80-degree field-of-view transmissive metasurface-based spatial light modulator

TL;DR

This paper presents a high-resolution, all-solid-state transmissive spatial light modulator based on dielectric metasurfaces with an 80-degree field of view, suitable for advanced optical applications like AR, LiDAR, and optical computing.

Contribution

It introduces a programmable metasurface-based SLM with electrical tunability and a large field of view, combining dielectric metasurfaces with liquid crystal technology for the first time.

Findings

Achieved ~1 um pixel resolution in the SLM.

Demonstrated programmable beam steering with high side mode suppression (~6 dB).

Enhanced field of view to ~80 degrees using a 3D printed microlens.

Abstract

Compact, lightweight and high-performance spatial light modulators (SLMs) are crucial for modern optical technologies.

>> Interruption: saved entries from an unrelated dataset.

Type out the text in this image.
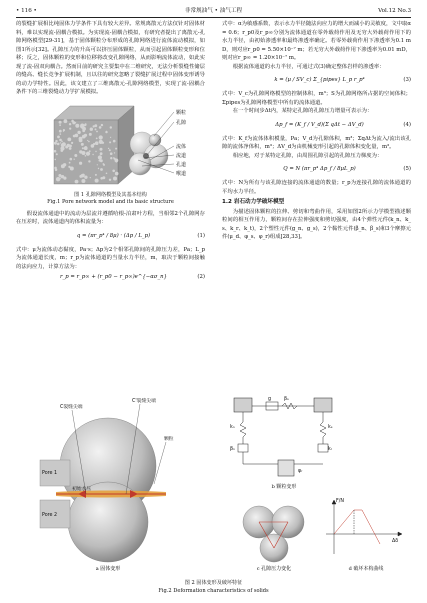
• 116 •	非常规油气 • 油气工程	Vol.12 No.3

的裂缝扩展相比纯固体力学条件下具有较大差异。常规离散元方法仅针对固体材料，难以实现流-固耦合模拟。为实现流-固耦合模拟，有研究者提出了离散元-孔隙网络模型[29-31]，基于固体颗粒分布形成的孔隙网络进行流体流动模拟，如图1所示[32]。孔隙压力的升高可以挤压固体颗粒，从而引起固体颗粒变形和位移；反之，固体颗粒的变形和位移将改变孔隙网络，从而影响流体流动，如此实现了流-固双向耦合。然而目前的研究主要集中在二维研究，无法分析裂缝性储层的缝高、缝长竞争扩展机制，且以往的研究忽略了裂缝扩展过程中固体变形诱导的动力学特性。因此，该文建立了三维离散元-孔隙网络模型，实现了流-固耦合条件下的三维裂缝动力学扩展模拟。

颗粒
孔隙
流体
流道
孔道
喉道
图 1 孔隙网络模型及其基本结构
Fig.1 Pore network model and its basic structure

假设流体通道中的流动为层流并遵循哈根-泊肃叶方程，当相邻2个孔隙网存在压差时，流体通道内的体积流量为：

q = (πr_p⁴ / 8μ) · (Δp / L_p)	(1)

式中：μ为流体动态黏度，Pa·s；Δp为2个相邻孔隙间的孔隙压力差，Pa；L_p为流体通道长度，m；r_p为流体通道的当量水力半径，m，取决于颗粒间接触的法向应力，计算方法为：

r_p = r_p∞ + (r_p0 − r_p∞)e^{−ασ_n}	(2)

式中：α为敏感系数，表示水力半径随法向应力的增大而减小的灵敏度，文中取α = 0.6；r_p0及r_p∞分别为流体通道在零外载荷作用及无穷大外载荷作用下的水力半径，由初始渗透率和最终渗透率确定。若零外载荷作用下渗透率为0.1 mD，则对应r_p0 = 5.50×10⁻⁷ m；若无穷大外载荷作用下渗透率为0.01 mD，则对应r_p∞ = 1.20×10⁻⁷ m。

根据流体通道的水力半径，可通过式(3)确定整体岩样的渗透率：

k = (μ / SV_c) Σ_{pipes} L_p r_p⁴	(3)

式中：V_c为孔隙网络模型的控制体积，m³；S为孔隙网络所占据的空间体积；Σpipes为孔隙网络模型中所有的流体通道。

在一个时间步Δt内，某特定孔隙的孔隙压力增量可表示为：

Δp_f = (K_f / V_d)(Σ qΔt − ΔV_d)	(4)

式中：K_f为流体体积模量，Pa；V_d为孔隙体积，m³；ΣqΔt为流入/流出该孔隙的流体净体积，m³；ΔV_d为由机械变形引起的孔隙体积变化量，m³。

相应地，对于某特定孔隙，由周围孔隙引起的孔隙压力梯度为：

Q = N (πr_p⁴ Δp_f / 8μL_p)	(5)

式中：N为所有与该孔隙连接的流体通道的数量；r_p为连接孔隙的流体通道的平均水力半径。

1.2 岩石动力学破坏模型

为描述固体颗粒的拉伸、剪切和弯曲作用，采用如图2所示力学模型描述颗粒间的相互作用力，颗粒间存在拉伸强度和剪切强度，由4个弹性元件(k_n、k_s、k_r、k_t)，2个塑性元件(g_n、g_s)，2个黏性元件(β_n、β_s)和3个摩擦元件(μ_d、φ_s、φ_r)组成[28,33]。

C裂缝尖端
C'裂缝尖端
颗粒
初始水压
Pore 1
Pore 2
a 固体变形
kₙ
βₙ
g	βₛ
kₛ
kᵣ
φᵣ
b 颗粒变形
c 孔隙压力变化
F/N
Δδ
d 破坏本构曲线
图 2 固体变形及破坏特征
Fig.2 Deformation characteristics of solids
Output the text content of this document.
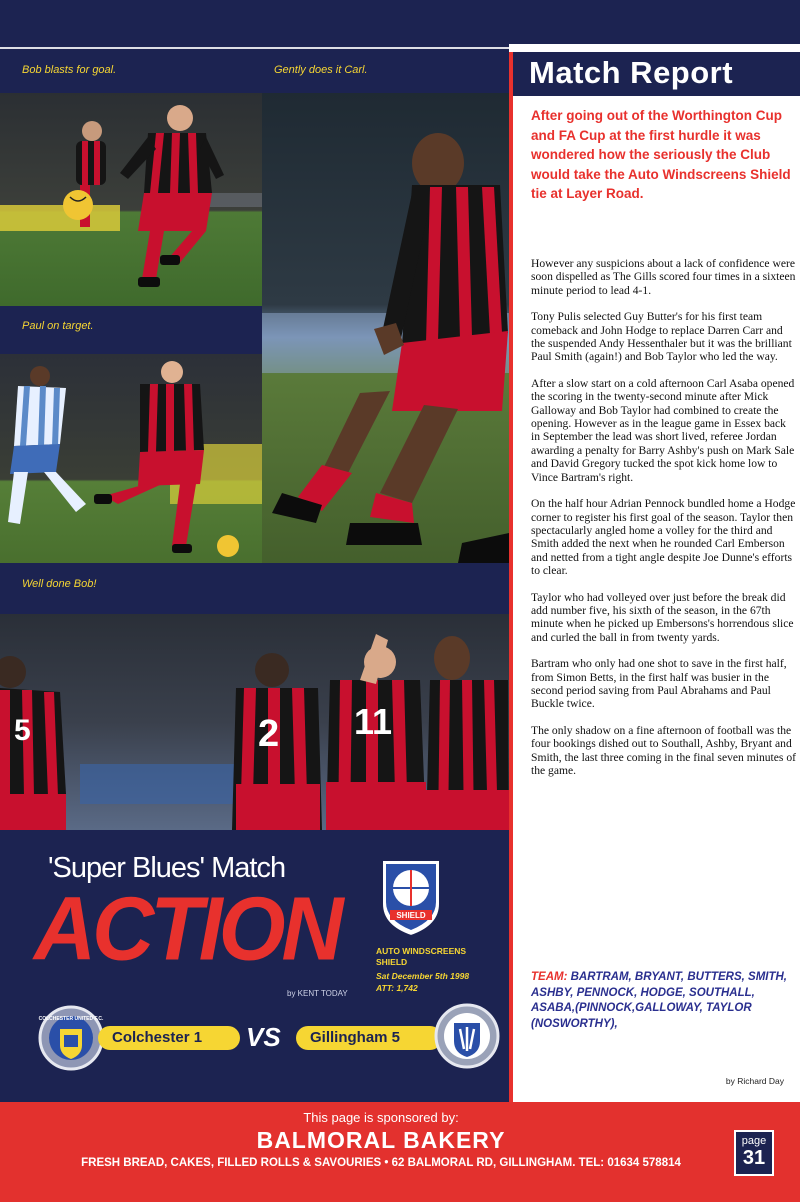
Bob blasts for goal.	Gently does it Carl.
Paul on target.
Well done Bob!
5	2 11
'Super Blues' Match
ACTION
by KENT TODAY
SHIELD
AUTO WINDSCREENS SHIELD
Sat December 5th 1998
ATT: 1,742
COLCHESTER UNITED F.C.
Colchester 1	VS	Gillingham 5
Match Report
After going out of the Worthington Cup and FA Cup at the first hurdle it was wondered how the seriously the Club would take the Auto Windscreens Shield tie at Layer Road.

However any suspicions about a lack of confidence were soon dispelled as The Gills scored four times in a sixteen minute period to lead 4-1.

Tony Pulis selected Guy Butter's for his first team comeback and John Hodge to replace Darren Carr and the suspended Andy Hessenthaler but it was the brilliant Paul Smith (again!) and Bob Taylor who led the way.

After a slow start on a cold afternoon Carl Asaba opened the scoring in the twenty-second minute after Mick Galloway and Bob Taylor had combined to create the opening. However as in the league game in Essex back in September the lead was short lived, referee Jordan awarding a penalty for Barry Ashby's push on Mark Sale and David Gregory tucked the spot kick home low to Vince Bartram's right.

On the half hour Adrian Pennock bundled home a Hodge corner to register his first goal of the season. Taylor then spectacularly angled home a volley for the third and Smith added the next when he rounded Carl Emberson and netted from a tight angle despite Joe Dunne's efforts to clear.

Taylor who had volleyed over just before the break did add number five, his sixth of the season, in the 67th minute when he picked up Embersons's horrendous slice and curled the ball in from twenty yards.

Bartram who only had one shot to save in the first half, from Simon Betts, in the first half was busier in the second period saving from Paul Abrahams and Paul Buckle twice.

The only shadow on a fine afternoon of football was the four bookings dished out to Southall, Ashby, Bryant and Smith, the last three coming in the final seven minutes of the game.

TEAM: BARTRAM, BRYANT, BUTTERS, SMITH, ASHBY, PENNOCK, HODGE, SOUTHALL, ASABA,(PINNOCK,GALLOWAY, TAYLOR (NOSWORTHY),
by Richard Day
This page is sponsored by:
BALMORAL BAKERY
FRESH BREAD, CAKES, FILLED ROLLS & SAVOURIES • 62 BALMORAL RD, GILLINGHAM. TEL: 01634 578814
page
31
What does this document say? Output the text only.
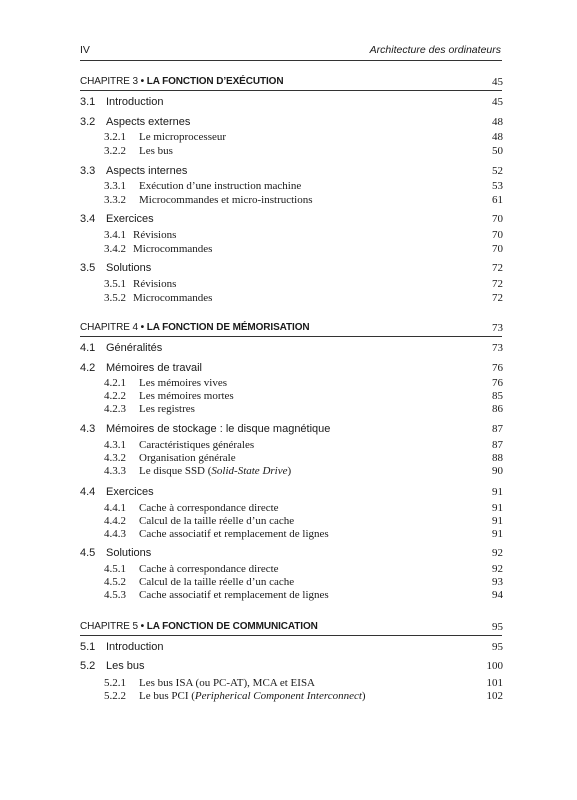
IV	Architecture des ordinateurs
CHAPITRE 3 • LA FONCTION D’EXÉCUTION	45
3.1 Introduction	45
3.2 Aspects externes	48
3.2.1 Le microprocesseur	48
3.2.2 Les bus	50
3.3 Aspects internes	52
3.3.1 Exécution d’une instruction machine	53
3.3.2 Microcommandes et micro-instructions	61
3.4 Exercices	70
3.4.1 Révisions	70
3.4.2 Microcommandes	70
3.5 Solutions	72
3.5.1 Révisions	72
3.5.2 Microcommandes	72
CHAPITRE 4 • LA FONCTION DE MÉMORISATION	73
4.1 Généralités	73
4.2 Mémoires de travail	76
4.2.1 Les mémoires vives	76
4.2.2 Les mémoires mortes	85
4.2.3 Les registres	86
4.3 Mémoires de stockage : le disque magnétique	87
4.3.1 Caractéristiques générales	87
4.3.2 Organisation générale	88
4.3.3 Le disque SSD (Solid-State Drive)	90
4.4 Exercices	91
4.4.1 Cache à correspondance directe	91
4.4.2 Calcul de la taille réelle d’un cache	91
4.4.3 Cache associatif et remplacement de lignes	91
4.5 Solutions	92
4.5.1 Cache à correspondance directe	92
4.5.2 Calcul de la taille réelle d’un cache	93
4.5.3 Cache associatif et remplacement de lignes	94
CHAPITRE 5 • LA FONCTION DE COMMUNICATION	95
5.1 Introduction	95
5.2 Les bus	100
5.2.1 Les bus ISA (ou PC-AT), MCA et EISA	101
5.2.2 Le bus PCI (Peripherical Component Interconnect)	102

The drive for pixel miniaturization, necessary to improve their performance, has led to a promising alternative, active optical metasurfaces, which enable tunable subwavelength wavefront manipulation. Here, we demonstrate an all-solid-state programmable transmissive SLM device based on Huygens dielectric metasurfaces. The metasurface features electrical tunability, provided by mature liquid crystals (LCs) technology. In contrast to conventional LC SLMs, our device enables high resolution with a pixel size of ~1 um. We demonstrate its performance by realizing programmable beam steering, which exhibits high side mode suppression ratio of ~6 dB. By complementing the device with a 3D printed doublet microlens, fabricated using two-photon polymerization, we enhance the field of view up to ~80 degrees. The developed prototype paves the way to compact, efficient and multifunctional devices for next generation augmented reality displays, light detection and ranging (LiDAR) systems and optical computing.